We can even track down the original painter of a more recent work and ask her to replicate her efforts. With life, matters are much less cut and dry because we’ve never seen a designer or an architect of living things. How do we confirm that living things are made rather than self-organizing? Where do we find the designer? No, in our hearts and in a spiritual universe all around us are not valid answers because they don’t pinpoint a culprit we could ask about the creation of life. And just because scientists did something interesting in the lab doesn’t mean that the very same experiment also happened in nature, much less that a hyper-intelligent being was behind it.

Having dealt with the non-sequitur we can now move on to the argument by assertion on which this entire line of thinking is based. Just like all intelligent design talking points, which are now living well past their sell by date and never actually worked, this one relies on asserting that there must be an entity capable of creating living things and that this entity is singular. This proposition alone requires a few hundred lines of evidence to establish in any way, shape or form, and merely asserting that there’s a singular designer is not proof.
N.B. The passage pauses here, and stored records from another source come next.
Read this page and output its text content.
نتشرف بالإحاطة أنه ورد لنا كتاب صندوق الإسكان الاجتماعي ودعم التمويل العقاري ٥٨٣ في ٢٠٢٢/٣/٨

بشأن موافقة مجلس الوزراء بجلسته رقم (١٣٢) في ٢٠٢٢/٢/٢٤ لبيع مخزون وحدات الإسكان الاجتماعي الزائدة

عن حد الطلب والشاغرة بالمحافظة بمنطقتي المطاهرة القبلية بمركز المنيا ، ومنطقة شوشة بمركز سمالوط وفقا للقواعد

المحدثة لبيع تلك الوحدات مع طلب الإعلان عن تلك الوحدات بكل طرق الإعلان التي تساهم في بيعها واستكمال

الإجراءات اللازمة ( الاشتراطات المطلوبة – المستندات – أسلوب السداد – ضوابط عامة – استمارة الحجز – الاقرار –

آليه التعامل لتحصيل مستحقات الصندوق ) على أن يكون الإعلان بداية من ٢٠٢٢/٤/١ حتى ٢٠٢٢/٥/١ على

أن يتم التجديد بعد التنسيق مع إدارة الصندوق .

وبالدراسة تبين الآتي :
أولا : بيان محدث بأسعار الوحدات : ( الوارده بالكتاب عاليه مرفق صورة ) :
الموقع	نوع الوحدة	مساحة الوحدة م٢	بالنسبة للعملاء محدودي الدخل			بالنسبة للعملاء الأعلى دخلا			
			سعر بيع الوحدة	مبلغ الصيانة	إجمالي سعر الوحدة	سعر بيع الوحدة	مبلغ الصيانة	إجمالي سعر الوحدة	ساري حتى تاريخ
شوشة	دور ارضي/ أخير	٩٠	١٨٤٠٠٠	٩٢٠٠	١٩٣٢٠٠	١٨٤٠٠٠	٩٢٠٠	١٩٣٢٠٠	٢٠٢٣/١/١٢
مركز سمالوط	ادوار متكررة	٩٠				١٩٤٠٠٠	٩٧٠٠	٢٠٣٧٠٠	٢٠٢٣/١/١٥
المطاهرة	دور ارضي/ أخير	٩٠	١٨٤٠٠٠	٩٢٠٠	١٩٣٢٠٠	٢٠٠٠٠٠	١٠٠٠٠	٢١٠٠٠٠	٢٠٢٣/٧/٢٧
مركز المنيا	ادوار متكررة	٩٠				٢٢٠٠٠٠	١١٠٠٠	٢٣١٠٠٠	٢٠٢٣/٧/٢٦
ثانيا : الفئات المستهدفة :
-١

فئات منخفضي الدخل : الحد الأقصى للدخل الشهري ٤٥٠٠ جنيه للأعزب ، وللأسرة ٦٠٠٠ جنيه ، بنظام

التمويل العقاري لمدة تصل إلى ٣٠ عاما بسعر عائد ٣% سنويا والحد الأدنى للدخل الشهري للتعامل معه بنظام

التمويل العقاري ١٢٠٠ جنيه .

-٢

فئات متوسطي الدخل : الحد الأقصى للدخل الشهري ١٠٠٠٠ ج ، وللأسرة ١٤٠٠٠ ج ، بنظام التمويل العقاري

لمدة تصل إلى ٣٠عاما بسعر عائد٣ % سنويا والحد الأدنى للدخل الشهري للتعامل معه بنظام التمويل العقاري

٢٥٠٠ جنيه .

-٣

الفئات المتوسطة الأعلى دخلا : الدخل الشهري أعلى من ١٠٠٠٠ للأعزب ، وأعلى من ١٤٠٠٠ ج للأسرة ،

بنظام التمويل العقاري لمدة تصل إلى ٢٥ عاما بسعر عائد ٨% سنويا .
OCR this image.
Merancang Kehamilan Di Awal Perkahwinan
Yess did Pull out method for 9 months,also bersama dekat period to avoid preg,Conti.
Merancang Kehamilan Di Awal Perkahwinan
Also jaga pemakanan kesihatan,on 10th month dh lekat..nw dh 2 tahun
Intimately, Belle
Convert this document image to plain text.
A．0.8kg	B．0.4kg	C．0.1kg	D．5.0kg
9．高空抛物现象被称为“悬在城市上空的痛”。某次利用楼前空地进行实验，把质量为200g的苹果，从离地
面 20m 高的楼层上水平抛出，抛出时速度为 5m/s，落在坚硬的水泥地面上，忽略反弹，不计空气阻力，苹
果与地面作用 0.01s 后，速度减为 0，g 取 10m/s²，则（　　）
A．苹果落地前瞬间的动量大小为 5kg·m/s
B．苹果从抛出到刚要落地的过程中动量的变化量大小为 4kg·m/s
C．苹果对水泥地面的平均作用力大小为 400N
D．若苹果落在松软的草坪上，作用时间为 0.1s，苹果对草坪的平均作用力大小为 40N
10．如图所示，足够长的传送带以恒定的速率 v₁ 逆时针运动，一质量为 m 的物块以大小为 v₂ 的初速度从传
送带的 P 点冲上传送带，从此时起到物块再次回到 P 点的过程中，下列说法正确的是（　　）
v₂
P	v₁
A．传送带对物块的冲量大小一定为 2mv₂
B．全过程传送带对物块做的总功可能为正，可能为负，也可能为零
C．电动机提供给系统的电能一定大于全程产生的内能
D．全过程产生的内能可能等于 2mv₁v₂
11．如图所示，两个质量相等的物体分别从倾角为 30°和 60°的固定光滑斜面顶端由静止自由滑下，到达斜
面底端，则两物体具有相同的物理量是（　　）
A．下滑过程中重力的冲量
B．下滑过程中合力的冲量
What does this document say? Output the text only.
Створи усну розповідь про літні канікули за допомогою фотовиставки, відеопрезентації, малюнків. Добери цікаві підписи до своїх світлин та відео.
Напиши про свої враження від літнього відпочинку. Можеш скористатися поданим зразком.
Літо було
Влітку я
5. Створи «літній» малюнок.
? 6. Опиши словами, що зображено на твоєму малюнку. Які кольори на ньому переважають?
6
If your goal is to work backwards from the standpoint that some unnamed designer (or you could just say save both the time and the trouble and say God since this “designer” facade isn’t fooling anyone), created all life and we have to work backwards form this premise, the assertion that manipulating evolution for experiments is proof of your deity makes sense. But that’s not a valid point with which to start. We have to work from what we know onwards, otherwise we’re just deluding ourselves by inventing ways to wedge evidence into a predetermined conclusion. Under this pretense, a scientist tweaking evolution the lab has to be proof that a deity had to have done something similar in the past because if he didn’t, then the chain of events don’t match what we want to believe happened. That’s not a reasonable or logical argument. It’s just wishful thinking.